Rule 2: Diversity across style types
Do you think that the coach of Brazil’s World Cup team would have picked four Robinho’s if he could? Probably not. The risk of the field not behaving the way they would expect would be too great. As great as Robinho is, the coach probably wants more balance in his team. This is a multi-style strategy. This blending of styles can reduce risk and help provide a more consistent team performance.
Rule 3: Don’t rely on past performance
Everyone is familiar with the regulators’ admonition that past performance is no indication of future performance. This is true. The premiership football team champion of last year is not insulated from a relegation zone performance in the next. However, knowing the long-term track record of the manager and the quality of its players can help to ascertain if the team is experiencing a temporary setback or if there is a more severe problem.
So how do you select managers and portfolios? Russell’s approach is to base its manager selection on in-depth knowledge of the drivers of future performance.
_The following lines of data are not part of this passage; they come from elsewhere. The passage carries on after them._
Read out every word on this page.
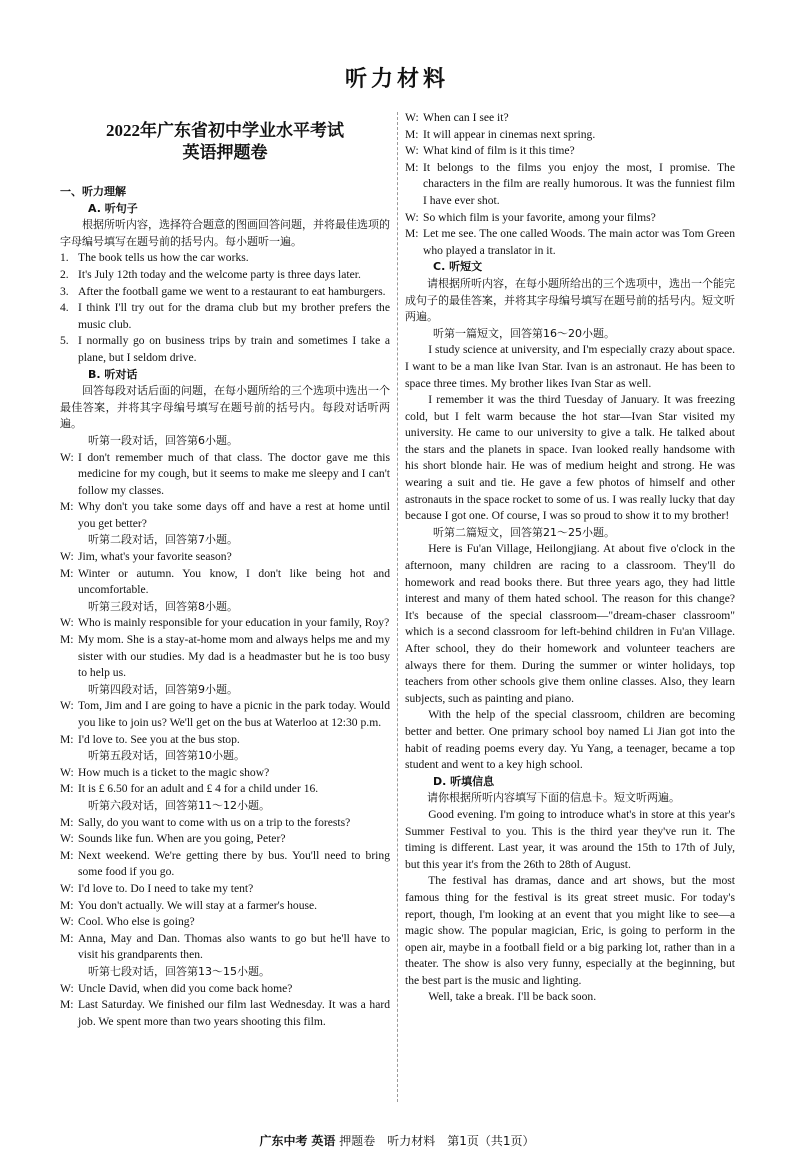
听力材料
2022年广东省初中学业水平考试
英语押题卷
一、听力理解
A. 听句子
根据所听内容，选择符合题意的图画回答问题，并将最佳选项的字母编号填写在题号前的括号内。每小题听一遍。
1. The book tells us how the car works.
2. It's July 12th today and the welcome party is three days later.
3. After the football game we went to a restaurant to eat hamburgers.
4. I think I'll try out for the drama club but my brother prefers the music club.
5. I normally go on business trips by train and sometimes I take a plane, but I seldom drive.
B. 听对话
回答每段对话后面的问题，在每小题所给的三个选项中选出一个最佳答案，并将其字母编号填写在题号前的括号内。每段对话听两遍。
听第一段对话，回答第6小题。
W: I don't remember much of that class. The doctor gave me this medicine for my cough, but it seems to make me sleepy and I can't follow my classes.
M: Why don't you take some days off and have a rest at home until you get better?
听第二段对话，回答第7小题。
W: Jim, what's your favorite season?
M: Winter or autumn. You know, I don't like being hot and uncomfortable.
听第三段对话，回答第8小题。
W: Who is mainly responsible for your education in your family, Roy?
M: My mom. She is a stay-at-home mom and always helps me and my sister with our studies. My dad is a headmaster but he is too busy to help us.
听第四段对话，回答第9小题。
W: Tom, Jim and I are going to have a picnic in the park today. Would you like to join us? We'll get on the bus at Waterloo at 12:30 p.m.
M: I'd love to. See you at the bus stop.
听第五段对话，回答第10小题。
W: How much is a ticket to the magic show?
M: It is £ 6.50 for an adult and £ 4 for a child under 16.
听第六段对话，回答第11～12小题。
M: Sally, do you want to come with us on a trip to the forests?
W: Sounds like fun. When are you going, Peter?
M: Next weekend. We're getting there by bus. You'll need to bring some food if you go.
W: I'd love to. Do I need to take my tent?
M: You don't actually. We will stay at a farmer's house.
W: Cool. Who else is going?
M: Anna, May and Dan. Thomas also wants to go but he'll have to visit his grandparents then.
听第七段对话，回答第13～15小题。
W: Uncle David, when did you come back home?
M: Last Saturday. We finished our film last Wednesday. It was a hard job. We spent more than two years shooting this film.
W: When can I see it?
M: It will appear in cinemas next spring.
W: What kind of film is it this time?
M: It belongs to the films you enjoy the most, I promise. The characters in the film are really humorous. It was the funniest film I have ever shot.
W: So which film is your favorite, among your films?
M: Let me see. The one called Woods. The main actor was Tom Green who played a translator in it.
C. 听短文
请根据所听内容，在每小题所给出的三个选项中，选出一个能完成句子的最佳答案，并将其字母编号填写在题号前的括号内。短文听两遍。
听第一篇短文，回答第16～20小题。
I study science at university, and I'm especially crazy about space. I want to be a man like Ivan Star. Ivan is an astronaut. He has been to space three times. My brother likes Ivan Star as well.
I remember it was the third Tuesday of January. It was freezing cold, but I felt warm because the hot star—Ivan Star visited my university. He came to our university to give a talk. He talked about the stars and the planets in space. Ivan looked really handsome with his short blonde hair. He was of medium height and strong. He was wearing a suit and tie. He gave a few photos of himself and other astronauts in the space rocket to some of us. I was really lucky that day because I got one. Of course, I was so proud to show it to my brother!
听第二篇短文，回答第21～25小题。
Here is Fu'an Village, Heilongjiang. At about five o'clock in the afternoon, many children are racing to a classroom. They'll do homework and read books there. But three years ago, they had little interest and many of them hated school. The reason for this change? It's because of the special classroom—"dream-chaser classroom" which is a second classroom for left-behind children in Fu'an Village. After school, they do their homework and volunteer teachers are always there for them. During the summer or winter holidays, top teachers from other schools give them online classes. Also, they learn subjects, such as painting and piano.
With the help of the special classroom, children are becoming better and better. One primary school boy named Li Jian got into the habit of reading poems every day. Yu Yang, a teenager, became a top student and went to a key high school.
D. 听填信息
请你根据所听内容填写下面的信息卡。短文听两遍。
Good evening. I'm going to introduce what's in store at this year's Summer Festival to you. This is the third year they've run it. The timing is different. Last year, it was around the 15th to 17th of July, but this year it's from the 26th to 28th of August.
The festival has dramas, dance and art shows, but the most famous thing for the festival is its great street music. For today's report, though, I'm looking at an event that you might like to see—a magic show. The popular magician, Eric, is going to perform in the open air, maybe in a football field or a big parking lot, rather than in a theater. The show is also very funny, especially at the beginning, but the best part is the music and lighting.
Well, take a break. I'll be back soon.
广东中考 英语 押题卷　听力材料　第1页（共1页）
The quality of the people, and the processes these people use to make investment decisions.
Rule 4: Going for a goal is not for everyone
A lot of investors want to emulate the great Maradona, or even Ronaldo or Messi, and score marvellous goals. Depending on your risk appetite, investors should strive for balance and long-term sustainability of their portfolio.
Every winning team would like a superstar. As we know, it’s hard to maintain top performance over many years. What may be more attractive for investors, are the solid performers who strive for consistency and shun the limelight.
Rule 5: Stay in the game
Concerned over the recovery in US exports? What about the outlook for regional economic growth? How about the sustainability of China’s juggernaut? There will always be questions surrounding financial markets.
Just as true football fans are committed to the game in good times and in bad, so too should investors be committed to the markets, fully understanding that there may be fluctuations along the journey.
Rule 6: Replacing a member of your team
Suppose Wayne Rooney is seriously injured and unable to play for the rest of the season for Manchester United. Manager Alex Ferguson would have the comfort of knowing that he can call on Dimitar Berbatov, who has played so brilliantly this year, for the rest of the season.
Those building an investment portfolio should take the same approach.
They should have a list of quality substitutes to replace a manager who is going to face a crisis. Or simply, they should have identified a manager who can do the same task better in that particular market condition. Just as every fund manager always has their eye on their stock wishlist, so too should that approach be applied to managing other managers.
An international dream team
Investors need to understand the style of different managers in their portfolio, and why they under or outperform in different market conditions. Employing manager and investment style diversification is critical for reduced volatility across market cycles.
Think about it, would you want a Chelsea, Liverpool, Manchester United – or your favourite team – to be comprised of only strikers?